The New England offensive line that came into the season looking solid has been shaky at best. Free Agent addition Brian Waters has been fantastic at right guard, but All-Pro left guard Logan Mankins has been wildly inconsistent. Center Dan Koppen was lost for the season in Week 1, and converted guard Dan Connolly has his ups and downs as relief of the veteran Koppen. However, possibly the biggest disappointment has been 2011 first round pick Nate Solder. Solder, a 6'7" tackle from Colorado has struggled to make it on the field and has struggled when on it as well.
The defense in general has been torched all season, ranking dead last in the league in total yardage.

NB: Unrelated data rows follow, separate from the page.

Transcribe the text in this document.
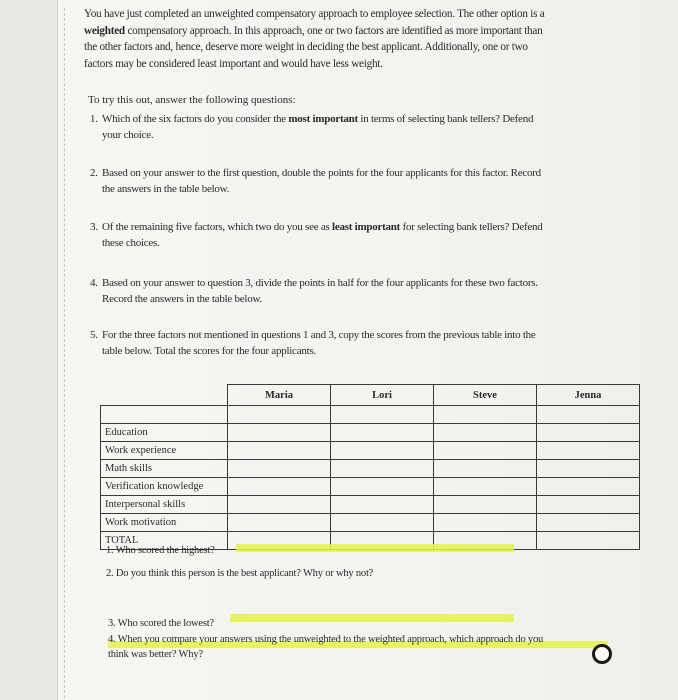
You have just completed an unweighted compensatory approach to employee selection. The other option is a
weighted compensatory approach. In this approach, one or two factors are identified as more important than
the other factors and, hence, deserve more weight in deciding the best applicant. Additionally, one or two
factors may be considered least important and would have less weight.
To try this out, answer the following questions:
1. Which of the six factors do you consider the most important in terms of selecting bank tellers? Defend
your choice.
2. Based on your answer to the first question, double the points for the four applicants for this factor. Record
the answers in the table below.
3. Of the remaining five factors, which two do you see as least important for selecting bank tellers? Defend
these choices.
4. Based on your answer to question 3, divide the points in half for the four applicants for these two factors.
Record the answers in the table below.
5. For the three factors not mentioned in questions 1 and 3, copy the scores from the previous table into the
table below. Total the scores for the four applicants.
	Maria	Lori	Steve	Jenna

Education				
Work experience				
Math skills				
Verification knowledge				
Interpersonal skills				
Work motivation				
TOTAL				
1. Who scored the highest?
2. Do you think this person is the best applicant? Why or why not?
3. Who scored the lowest?
4. When you compare your answers using the unweighted to the weighted approach, which approach do you
think was better? Why?
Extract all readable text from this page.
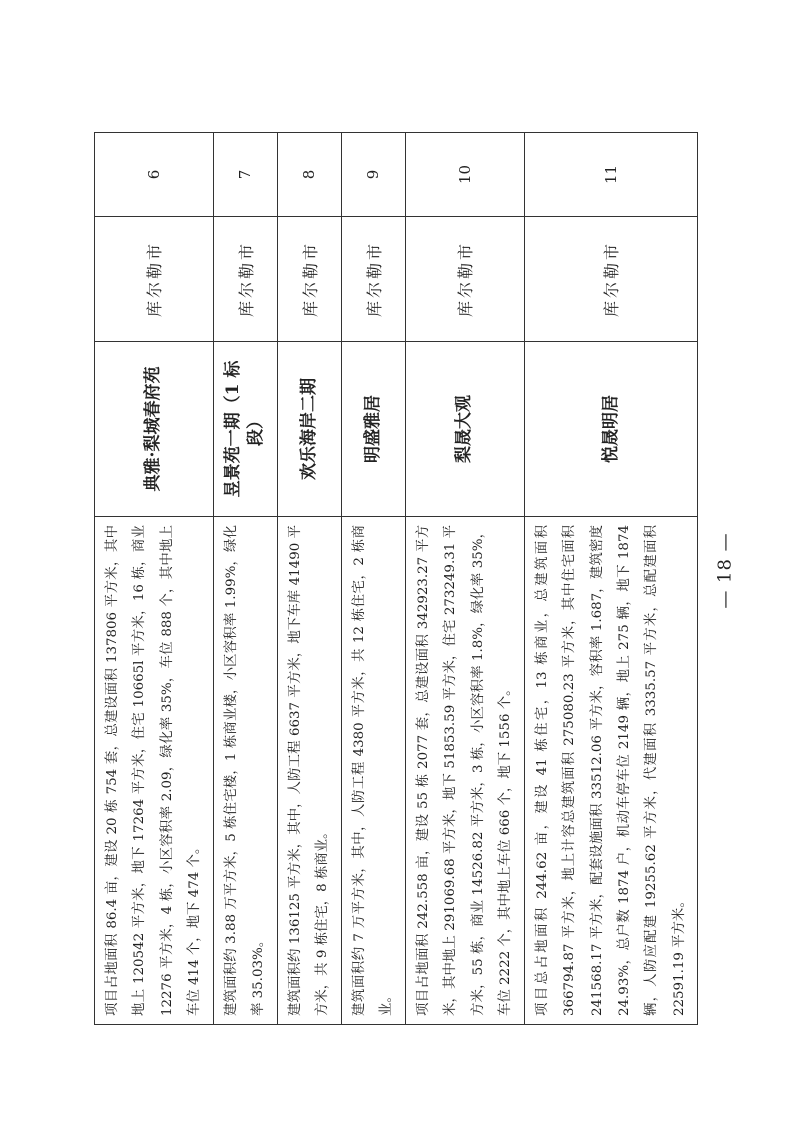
项目占地面积 86.4 亩，建设 20 栋 754 套，总建设面积 137806 平方米，其中地上 120542 平方米，地下 17264 平方米，住宅 10665l 平方米，16 栋，商业 12276 平方米，4 栋，小区容积率 2.09，绿化率 35%，车位 888 个，其中地上车位 414 个，地下 474 个。	典雅·梨城春府苑	库尔勒市	6
建筑面积约 3.88 万平方米，5 栋住宅楼，1 栋商业楼，小区容积率 1.99%，绿化率 35.03%。	昱景苑一期（1 标段）	库尔勒市	7
建筑面积约 136125 平方米，其中，人防工程 6637 平方米，地下车库 41490 平方米，共 9 栋住宅，8 栋商业。	欢乐海岸二期	库尔勒市	8
建筑面积约 7 万平方米，其中，人防工程 4380 平方米，共 12 栋住宅，2 栋商业。	明盛雅居	库尔勒市	9
项目占地面积 242.558 亩，建设 55 栋 2077 套，总建设面积 342923.27 平方米，其中地上 291069.68 平方米，地下 51853.59 平方米，住宅 273249.31 平方米，55 栋，商业 14526.82 平方米，3 栋，小区容积率 1.8%，绿化率 35%，车位 2222 个，其中地上车位 666 个，地下 1556 个。	梨晟大观	库尔勒市	10
项目总占地面积 244.62 亩，建设 41 栋住宅，13 栋商业，总建筑面积 366794.87 平方米，地上计容总建筑面积 275080.23 平方米，其中住宅面积 241568.17 平方米，配套设施面积 33512.06 平方米，容积率 1.687，建筑密度 24.93%，总户数 1874 户，机动车停车位 2149 辆，地上 275 辆，地下 1874 辆，人防应配建 19255.62 平方米，代建面积 3335.57 平方米，总配建面积 22591.19 平方米。	悦晟明居	库尔勒市	11
— 18 —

Pro Bowl cornerback Devin McCourty has been suffering from a major sophomore slump and on the other side, Kyle Arrington is as inconsistent as it gets in the NFL. Arrington, who started the pre-season on the fringe of roster cuts, has intercepted 5 passes half-way through the 2011 season, but has been beat for big plays on numerous occasions. Losing Jerod Mayo for a few weeks showed just how crucial to this defense the young linebacker really is. The former Tennessee Volunteer is a tackling machine and without his presence in the middle of the field, New England struggled mightily against the run.
Many people still expect this team to make a deep playoff run and last week Peter King projected them to defeat the undefeated Packers in the Super Bowl. But realistically, this team is not a legitimate Super Bowl contender. As important as great quarterbacks are in this league, and the Patriots definitely one, you cannot win with an average team and a great quarterback. Dan Marino's Dolphins are a perfect example of this. Unfortunately, the Patriots are in that same category this year. Not only can this team not stop the run or the pass and is an extremely one dimensional offense.
Realistic expectations for this team seem to be an AFC East title and possibly a playoff win but not a Super Bowl title.
I'll post a blog about how to fix the Patriots later.